Entre as várias matérias que exigem dois terços, e que deverão subir à Plenária este ano parlamentar está a revisão do Código Eleitoral. Com a proximidade das Autárquicas, a janela temporal para a alteração da Lei Eleitoral é curta, mas as diferentes forças políticas concordam sobre a necessidade de a realizar e a procura de consensos para que tal se efective, sendo que tanto o governo como o PAICV apresentarão as suas propostas.

Em destaque, em ambas, as introduções tecnológicas que permitirão a integração das bases de dados dos cidadãos do SNIAC, o que tornará o recenseamento eleitoral automático, eliminando problemas como múltiplas inscrições e garantindo maior transparência nas eleições, como aponta João Baptista Pereira.

Órgãos Externos

Quanto aos titulares dos Órgãos Externos à Assembleia com mandato caducado - Comissão Nacional de Eleições (CNE), a Comissão Nacional de Proteção de Dados (CNPD) e a Alta Autoridade para Comunicação Social (ARC) - também o líder parlamentar do PAICV refere que existe o acordo de que até ao final do ano estes sejam escolhidos.

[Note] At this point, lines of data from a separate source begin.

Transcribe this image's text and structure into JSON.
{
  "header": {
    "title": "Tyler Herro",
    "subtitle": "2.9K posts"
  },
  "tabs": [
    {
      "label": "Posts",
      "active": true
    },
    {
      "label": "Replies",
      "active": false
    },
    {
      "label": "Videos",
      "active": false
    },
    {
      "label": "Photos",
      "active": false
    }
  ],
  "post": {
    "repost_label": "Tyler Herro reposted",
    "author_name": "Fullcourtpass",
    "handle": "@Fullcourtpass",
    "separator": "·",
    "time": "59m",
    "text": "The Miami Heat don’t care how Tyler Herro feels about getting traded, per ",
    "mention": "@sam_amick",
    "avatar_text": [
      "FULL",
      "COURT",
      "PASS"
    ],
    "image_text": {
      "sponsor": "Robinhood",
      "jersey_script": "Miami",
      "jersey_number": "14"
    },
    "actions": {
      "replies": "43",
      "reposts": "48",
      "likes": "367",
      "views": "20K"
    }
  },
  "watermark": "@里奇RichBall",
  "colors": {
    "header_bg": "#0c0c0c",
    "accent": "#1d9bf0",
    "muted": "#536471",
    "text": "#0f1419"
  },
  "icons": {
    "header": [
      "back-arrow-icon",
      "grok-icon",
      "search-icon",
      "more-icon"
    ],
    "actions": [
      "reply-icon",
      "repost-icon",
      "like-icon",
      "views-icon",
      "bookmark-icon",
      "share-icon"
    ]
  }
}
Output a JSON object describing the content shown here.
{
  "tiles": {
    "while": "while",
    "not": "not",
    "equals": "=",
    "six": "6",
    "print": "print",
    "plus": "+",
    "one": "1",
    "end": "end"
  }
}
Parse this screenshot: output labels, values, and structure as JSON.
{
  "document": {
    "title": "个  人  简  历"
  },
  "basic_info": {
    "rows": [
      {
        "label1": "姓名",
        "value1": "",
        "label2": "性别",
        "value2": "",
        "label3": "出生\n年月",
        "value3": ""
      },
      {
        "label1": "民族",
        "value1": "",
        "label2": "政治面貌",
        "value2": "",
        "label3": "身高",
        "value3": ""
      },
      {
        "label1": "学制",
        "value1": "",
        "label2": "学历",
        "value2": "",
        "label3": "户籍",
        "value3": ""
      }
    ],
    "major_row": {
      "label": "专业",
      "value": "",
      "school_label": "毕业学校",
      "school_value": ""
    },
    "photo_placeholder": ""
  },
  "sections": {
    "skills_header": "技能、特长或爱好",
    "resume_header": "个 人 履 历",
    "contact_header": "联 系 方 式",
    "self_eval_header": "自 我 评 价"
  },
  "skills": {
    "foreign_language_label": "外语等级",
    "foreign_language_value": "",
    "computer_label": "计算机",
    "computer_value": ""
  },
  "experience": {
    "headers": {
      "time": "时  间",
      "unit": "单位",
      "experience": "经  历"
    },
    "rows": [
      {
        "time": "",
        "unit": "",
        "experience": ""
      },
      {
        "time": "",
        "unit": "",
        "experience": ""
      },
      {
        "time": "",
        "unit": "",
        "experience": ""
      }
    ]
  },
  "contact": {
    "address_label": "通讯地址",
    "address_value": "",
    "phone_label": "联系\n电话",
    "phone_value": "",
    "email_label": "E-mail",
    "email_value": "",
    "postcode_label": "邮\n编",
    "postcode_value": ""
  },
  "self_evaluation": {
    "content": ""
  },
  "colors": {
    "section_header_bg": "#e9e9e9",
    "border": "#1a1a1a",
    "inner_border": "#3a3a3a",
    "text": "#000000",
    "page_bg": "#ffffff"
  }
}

Existe já um consenso quanto ao perfil desejado para essas posições, sendo que se pretende chegar a um consenso relativamente aos Presidentes. Depois, cada força vai indicar os demais elementos que vão integrar os órgãos. “É claro que terão de ser pessoas idóneas, mas não se vai colocar a mesma exigência que estaríamos a colocar a nível da presidência”, refere.

A busca por consensos nesse processo é, pois, vista como crucial para garantir que esses órgãos desempenhem suas funções de maneira eficaz e imparcial.

Salários dos políticos

Quanto a uma eventual actualização do salário dos políticos, na mesma linha do seu homólogo do MpD, também João Pereira recorda que a tabela remuneratória dos titulares de cargos políticos foi fixada em 1997 e não foi actualizada desde então, o que resultou em uma perda significativa de poder de compra. “Estamos a falar do [salário] do presidente da República e tudo o resto que está indexado, incluindo os juízes”, explicita.

Assim, tal como Paulo Veiga, e reconhecendo igualmente que este não é um “tema fácil”, o líder da bancada do PAICV enfatizou a importância de debater e repensar a política salarial.

“O salário desvalorizou-se muito ao longo desse tempo. A perda de poder de compra, que aflige os cabo-verdianos também afecta os políticos. Os políticos também são cabo-verdianos”, sublinha.

O deputado do PAICV ressaltou, porém, que qualquer actualização salarial para políticos deve ser parte de uma revisão mais ampla da política salarial e de rendimentos em Cabo Verde. Isso significa considerar não apenas os salários dos políticos, mas também os salários de todos os servidores públicos e a desigualdade salarial que existe actualmente no país.

Ademais, a remuneração inadequada dos políticos pode afectar negativamente a governação do país.

“É importante perceber qual o perigo que corremos se os governantes de um país forem os que recebem pior”, alerta.

Transparência

A par destes tópicos comuns, o líder parlamentar do maior partido da oposição elencou também diversos problemas que afectam o país, incluindo segurança, transporte, saúde e justiça, e criticou o governo pela alegada falta de transparência, nomeadamente nas privatizações e aquisições públicas.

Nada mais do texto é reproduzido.